We infer preference from experience of suffering/joy...:
[Joe Xs when he might not X] & [Joe experiences suffering and joy] -> [Joe prefers Xing]
[this rock is Xing] -> [this rock Xs]
Methinks someone is petitioing a principii.
(Joe is mechanistic too - but the suffering/joy being part of that mechanism is what gets us to call it "preference")
Too much is conflated:

In particular, I can aim to x and not care whether I succeed. Not achieving an aim doesn't imply frustration or suffering in general - we just happen to be wired that way (but it's not universal, even for humans: we can try something whimsical-yet-goal-directed, and experience no suffering/frustration when it doesn't work). [taboo/disambiguate 'aim' if necessary]
1. There's no argument made for frustration/satisfaction. It's just assumed that not achieving a goal is frustrating, and that achieving one is satisfying. A case can be made to ascribe intentionality to many systems - e.g. Dennett's intentional stance. Ascribing welfare is a further step, and requires further arguments.
  Non-achievement of an aim isn't inherently frustrating (c.f. Buddhists - and indeed current robots).
  1. The only argument I saw on this was "we can sum over possible interpretations" - sure, but I can do that for hiccups too.

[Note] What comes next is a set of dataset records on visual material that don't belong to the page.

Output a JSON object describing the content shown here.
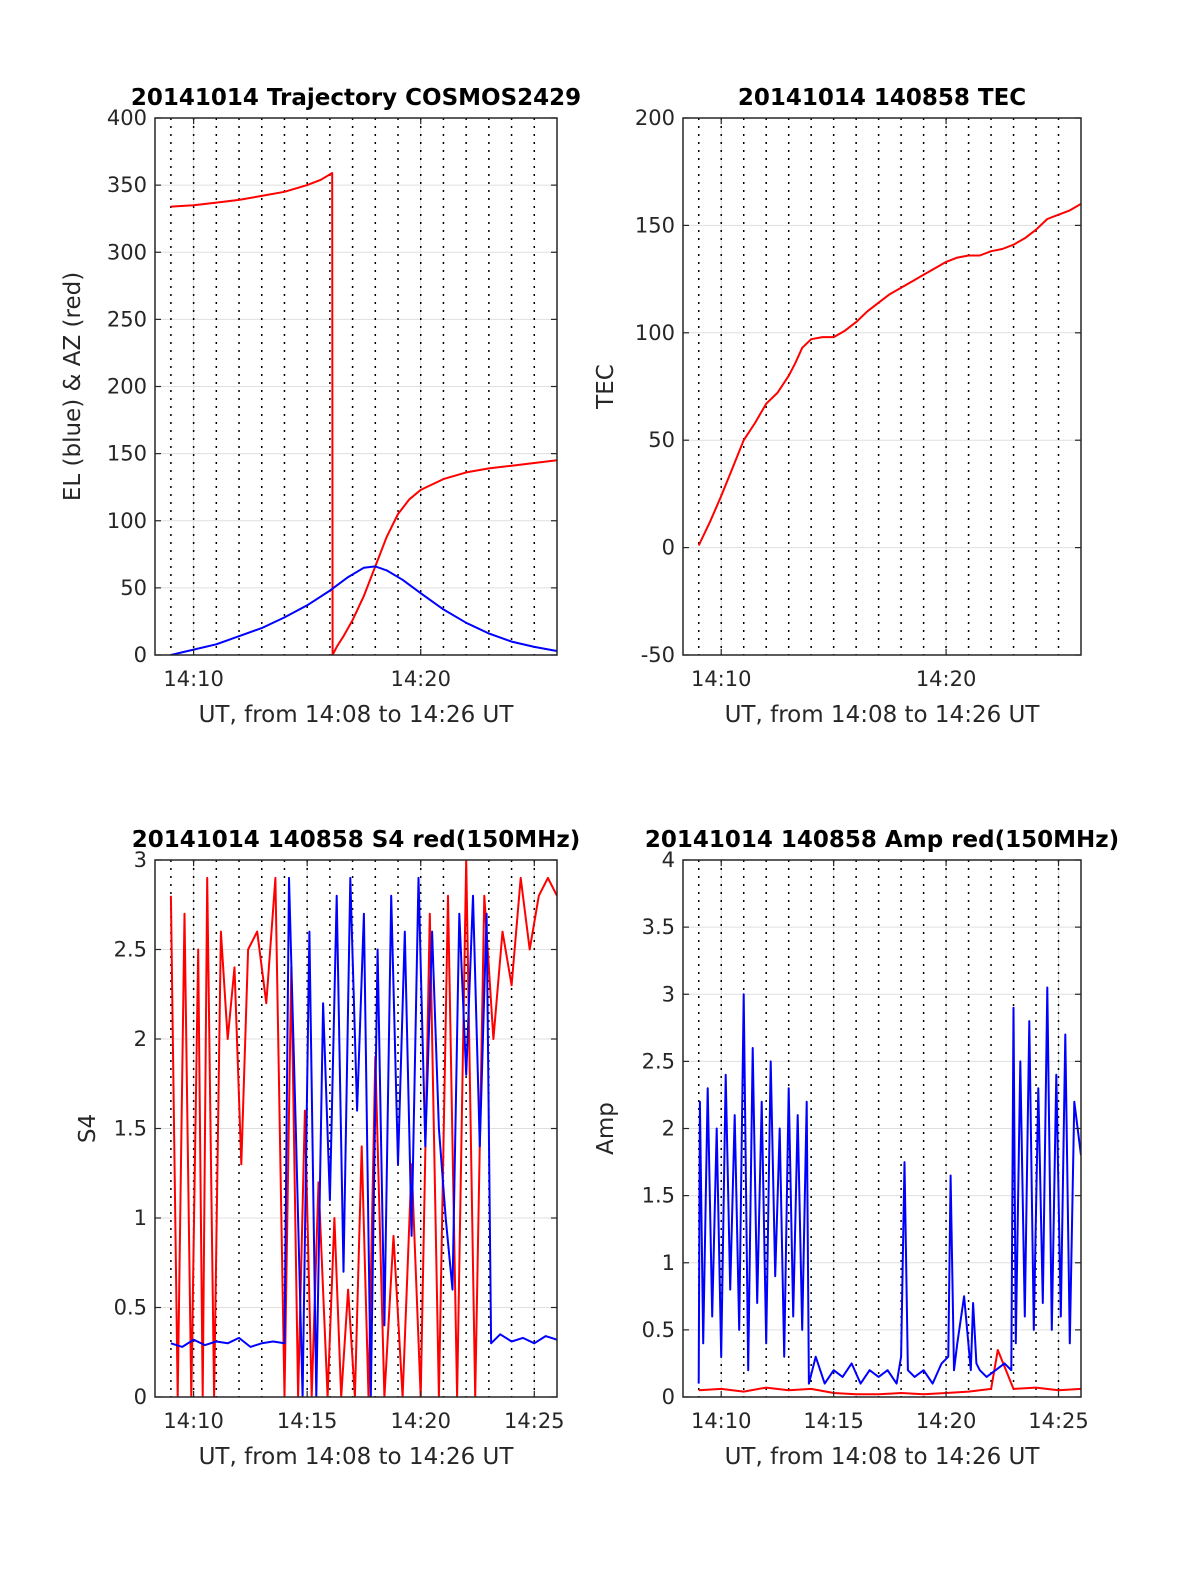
{
  "chart_data": [
    {
      "id": "trajectory",
      "type": "line",
      "title": "20141014 Trajectory COSMOS2429",
      "xlabel": "UT, from 14:08 to 14:26 UT",
      "ylabel": "EL (blue) & AZ (red)",
      "x_unit": "minutes after 14:00 UT",
      "xlim": [
        8.3,
        26.0
      ],
      "ylim": [
        0,
        400
      ],
      "yticks": [
        0,
        50,
        100,
        150,
        200,
        250,
        300,
        350,
        400
      ],
      "xticks": [
        {
          "value": 10,
          "label": "14:10"
        },
        {
          "value": 20,
          "label": "14:20"
        }
      ],
      "grid": true,
      "series": [
        {
          "color": "#ff0000",
          "x": [
            9.0,
            10.0,
            11.0,
            12.0,
            13.0,
            14.0,
            15.0,
            15.6,
            16.1,
            16.12,
            16.3,
            16.6,
            17.0,
            17.5,
            18.0,
            18.5,
            19.0,
            19.5,
            20.0,
            21.0,
            22.0,
            23.0,
            24.0,
            25.0,
            26.0
          ],
          "y": [
            334,
            335,
            337,
            339,
            342,
            345,
            350,
            354,
            359,
            0,
            6,
            14,
            26,
            44,
            66,
            88,
            105,
            116,
            123,
            131,
            136,
            139,
            141,
            143,
            145
          ]
        },
        {
          "color": "#0000ff",
          "x": [
            9.0,
            10.0,
            11.0,
            12.0,
            13.0,
            14.0,
            15.0,
            16.0,
            16.8,
            17.5,
            18.0,
            18.5,
            19.2,
            20.0,
            21.0,
            22.0,
            23.0,
            24.0,
            25.0,
            26.0
          ],
          "y": [
            0,
            4,
            8,
            14,
            20,
            28,
            37,
            48,
            58,
            65,
            66,
            63,
            56,
            46,
            34,
            24,
            16,
            10,
            6,
            3
          ]
        }
      ]
    },
    {
      "id": "tec",
      "type": "line",
      "title": "20141014 140858 TEC",
      "xlabel": "UT, from 14:08 to 14:26 UT",
      "ylabel": "TEC",
      "x_unit": "minutes after 14:00 UT",
      "xlim": [
        8.3,
        26.0
      ],
      "ylim": [
        -50,
        200
      ],
      "yticks": [
        -50,
        0,
        50,
        100,
        150,
        200
      ],
      "xticks": [
        {
          "value": 10,
          "label": "14:10"
        },
        {
          "value": 20,
          "label": "14:20"
        }
      ],
      "grid": true,
      "series": [
        {
          "color": "#ff0000",
          "x": [
            9.0,
            9.5,
            10.0,
            10.5,
            11.0,
            11.5,
            12.0,
            12.5,
            13.0,
            13.3,
            13.6,
            14.0,
            14.5,
            15.0,
            15.5,
            16.0,
            16.5,
            17.0,
            17.5,
            18.0,
            18.5,
            19.0,
            19.5,
            20.0,
            20.5,
            21.0,
            21.5,
            22.0,
            22.5,
            23.0,
            23.5,
            24.0,
            24.5,
            25.0,
            25.5,
            26.0
          ],
          "y": [
            1,
            12,
            24,
            37,
            50,
            58,
            67,
            72,
            80,
            86,
            93,
            97,
            98,
            98,
            101,
            105,
            110,
            114,
            118,
            121,
            124,
            127,
            130,
            133,
            135,
            136,
            136,
            138,
            139,
            141,
            144,
            148,
            153,
            155,
            157,
            160
          ]
        }
      ]
    },
    {
      "id": "s4",
      "type": "line",
      "title": "20141014 140858 S4 red(150MHz)",
      "xlabel": "UT, from 14:08 to 14:26 UT",
      "ylabel": "S4",
      "x_unit": "minutes after 14:00 UT",
      "xlim": [
        8.3,
        26.0
      ],
      "ylim": [
        0,
        3
      ],
      "yticks": [
        0,
        0.5,
        1,
        1.5,
        2,
        2.5,
        3
      ],
      "xticks": [
        {
          "value": 10,
          "label": "14:10"
        },
        {
          "value": 15,
          "label": "14:15"
        },
        {
          "value": 20,
          "label": "14:20"
        },
        {
          "value": 25,
          "label": "14:25"
        }
      ],
      "grid": true,
      "series": [
        {
          "color": "#ff0000",
          "x": [
            9.0,
            9.3,
            9.6,
            9.9,
            10.2,
            10.4,
            10.6,
            10.9,
            11.2,
            11.5,
            11.8,
            12.1,
            12.4,
            12.8,
            13.2,
            13.6,
            14.0,
            14.3,
            14.6,
            14.9,
            15.2,
            15.5,
            15.9,
            16.2,
            16.5,
            16.8,
            17.1,
            17.4,
            17.7,
            18.0,
            18.4,
            18.8,
            19.2,
            19.6,
            20.0,
            20.4,
            20.8,
            21.2,
            21.6,
            22.0,
            22.4,
            22.8,
            23.2,
            23.6,
            24.0,
            24.4,
            24.8,
            25.2,
            25.6,
            26.0
          ],
          "y": [
            2.8,
            0.0,
            2.7,
            0.0,
            2.5,
            0.0,
            2.9,
            0.0,
            2.6,
            2.0,
            2.4,
            1.3,
            2.5,
            2.6,
            2.2,
            2.9,
            0.0,
            2.4,
            0.0,
            1.6,
            0.0,
            1.2,
            0.0,
            1.0,
            0.0,
            0.6,
            0.0,
            1.4,
            0.0,
            1.9,
            0.0,
            0.9,
            0.0,
            1.3,
            0.0,
            2.7,
            0.0,
            2.8,
            0.0,
            3.0,
            0.0,
            2.8,
            2.0,
            2.6,
            2.3,
            2.9,
            2.5,
            2.8,
            2.9,
            2.8
          ]
        },
        {
          "color": "#0000ff",
          "x": [
            9.0,
            9.5,
            10.0,
            10.5,
            11.0,
            11.5,
            12.0,
            12.5,
            13.0,
            13.5,
            14.0,
            14.2,
            14.5,
            14.8,
            15.1,
            15.4,
            15.7,
            16.0,
            16.3,
            16.6,
            16.9,
            17.2,
            17.5,
            17.8,
            18.1,
            18.4,
            18.7,
            19.0,
            19.3,
            19.6,
            19.9,
            20.2,
            20.5,
            20.8,
            21.1,
            21.4,
            21.7,
            22.0,
            22.3,
            22.6,
            22.9,
            23.1,
            23.5,
            24.0,
            24.5,
            25.0,
            25.5,
            26.0
          ],
          "y": [
            0.3,
            0.28,
            0.32,
            0.29,
            0.31,
            0.3,
            0.33,
            0.28,
            0.3,
            0.31,
            0.3,
            2.9,
            1.5,
            0.0,
            2.6,
            0.0,
            2.2,
            1.1,
            2.8,
            0.7,
            2.9,
            1.6,
            2.7,
            0.0,
            2.5,
            0.4,
            2.8,
            1.3,
            2.6,
            0.9,
            2.9,
            1.4,
            2.6,
            1.5,
            1.0,
            0.6,
            2.7,
            1.8,
            2.8,
            1.4,
            2.7,
            0.3,
            0.35,
            0.31,
            0.33,
            0.3,
            0.34,
            0.32
          ]
        }
      ]
    },
    {
      "id": "amp",
      "type": "line",
      "title": "20141014 140858 Amp red(150MHz)",
      "xlabel": "UT, from 14:08 to 14:26 UT",
      "ylabel": "Amp",
      "x_unit": "minutes after 14:00 UT",
      "xlim": [
        8.3,
        26.0
      ],
      "ylim": [
        0,
        4
      ],
      "yticks": [
        0,
        0.5,
        1,
        1.5,
        2,
        2.5,
        3,
        3.5,
        4
      ],
      "xticks": [
        {
          "value": 10,
          "label": "14:10"
        },
        {
          "value": 15,
          "label": "14:15"
        },
        {
          "value": 20,
          "label": "14:20"
        },
        {
          "value": 25,
          "label": "14:25"
        }
      ],
      "grid": true,
      "series": [
        {
          "color": "#ff0000",
          "x": [
            9.0,
            10.0,
            11.0,
            12.0,
            13.0,
            14.0,
            15.0,
            16.0,
            17.0,
            18.0,
            19.0,
            20.0,
            21.0,
            22.0,
            22.3,
            23.0,
            24.0,
            25.0,
            26.0
          ],
          "y": [
            0.05,
            0.06,
            0.04,
            0.07,
            0.05,
            0.06,
            0.03,
            0.02,
            0.02,
            0.03,
            0.02,
            0.03,
            0.04,
            0.06,
            0.35,
            0.06,
            0.07,
            0.05,
            0.06
          ]
        },
        {
          "color": "#0000ff",
          "x": [
            9.0,
            9.05,
            9.2,
            9.4,
            9.6,
            9.8,
            10.0,
            10.2,
            10.4,
            10.6,
            10.8,
            11.0,
            11.2,
            11.4,
            11.6,
            11.8,
            12.0,
            12.2,
            12.4,
            12.6,
            12.8,
            13.0,
            13.2,
            13.4,
            13.6,
            13.8,
            13.9,
            14.2,
            14.6,
            15.0,
            15.4,
            15.8,
            16.2,
            16.6,
            17.0,
            17.4,
            17.8,
            18.0,
            18.15,
            18.3,
            18.6,
            19.0,
            19.4,
            19.8,
            20.1,
            20.2,
            20.35,
            20.5,
            20.8,
            21.1,
            21.2,
            21.35,
            21.5,
            21.8,
            22.2,
            22.6,
            22.9,
            23.0,
            23.1,
            23.3,
            23.5,
            23.7,
            23.9,
            24.1,
            24.3,
            24.5,
            24.7,
            24.9,
            25.1,
            25.3,
            25.5,
            25.7,
            26.0
          ],
          "y": [
            0.1,
            2.2,
            0.4,
            2.3,
            0.6,
            2.0,
            0.3,
            2.4,
            0.8,
            2.1,
            0.5,
            3.0,
            0.2,
            2.6,
            0.7,
            2.2,
            0.4,
            2.5,
            0.9,
            2.0,
            0.3,
            2.3,
            0.6,
            2.1,
            0.5,
            2.2,
            0.1,
            0.3,
            0.1,
            0.2,
            0.15,
            0.25,
            0.1,
            0.2,
            0.15,
            0.2,
            0.1,
            0.3,
            1.75,
            0.2,
            0.15,
            0.2,
            0.1,
            0.25,
            0.3,
            1.65,
            0.2,
            0.4,
            0.75,
            0.2,
            0.7,
            0.25,
            0.2,
            0.15,
            0.2,
            0.25,
            0.2,
            2.9,
            0.4,
            2.5,
            0.6,
            2.8,
            0.5,
            2.3,
            0.7,
            3.05,
            0.5,
            2.4,
            0.6,
            2.7,
            0.4,
            2.2,
            1.8
          ]
        }
      ]
    }
  ]
}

I think the default non-extinction outcome is a singleton with near miss at alignment creating large amounts of suffering.

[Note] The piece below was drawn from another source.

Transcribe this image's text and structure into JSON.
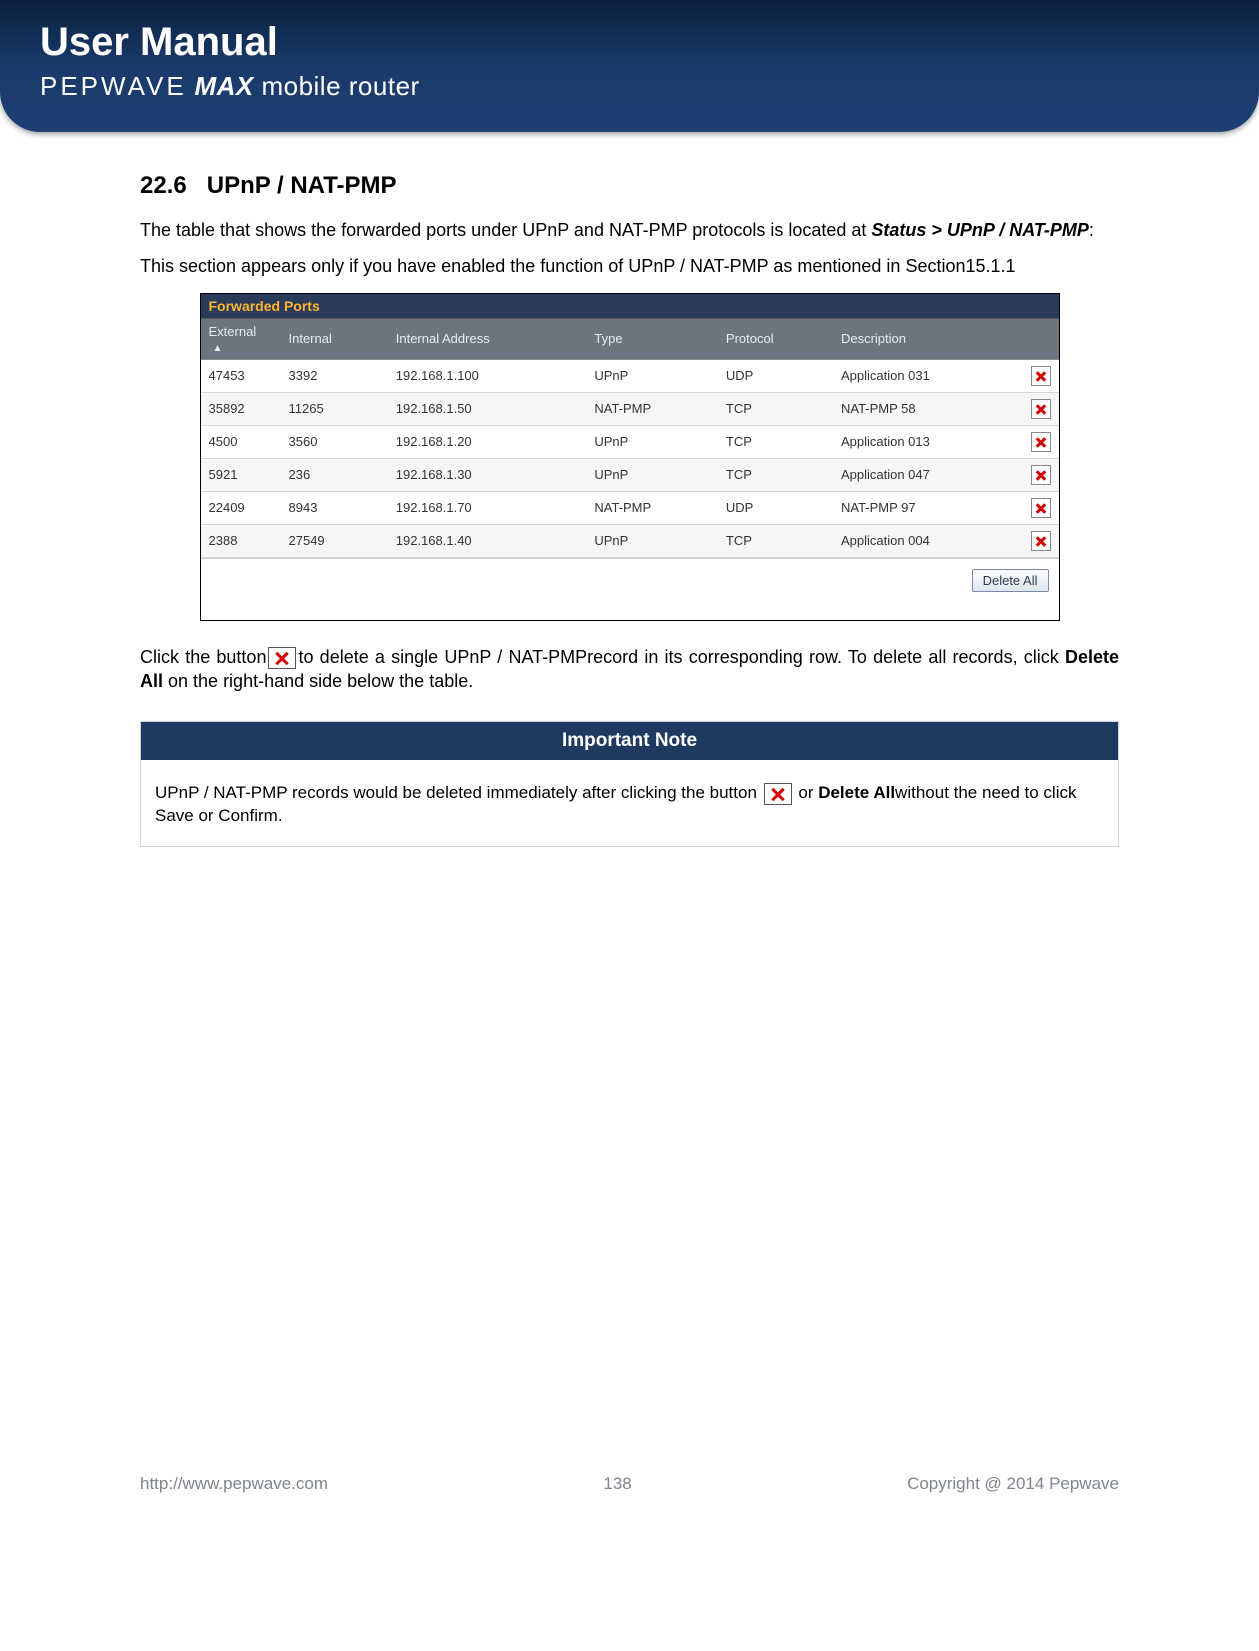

I'm surprised. Unaligned AI is more likely than aligned AI even conditional on non-extinction? Why do you think that?

I think alignment is finicky, and there's a "deep pit around the peak" as discussed here.

I am skeptical. AFAICT a the typical attempted-but-failed alignment looks like one of the two:

Goodharting some proxy, such as making the reward signal go on instead of satisfying the human's request in order for the human to press the reward button. This usually produces a universe without people, since specifying a "person" is fairly complicated and the proxy will not be robustly tied to this concept.
Allowing a daemon to take over. Daemonic utility function are probably completely alien and also produce a universe without people. One caveat is: maybe the daemon comes from a malign simulation hypothesis and the simulators are an evolved species so their values involve human-relevant concepts in some way. But it doesn't seem all that likely. And, if it turns out to be true, then a daemonic universe might as well happen to be good.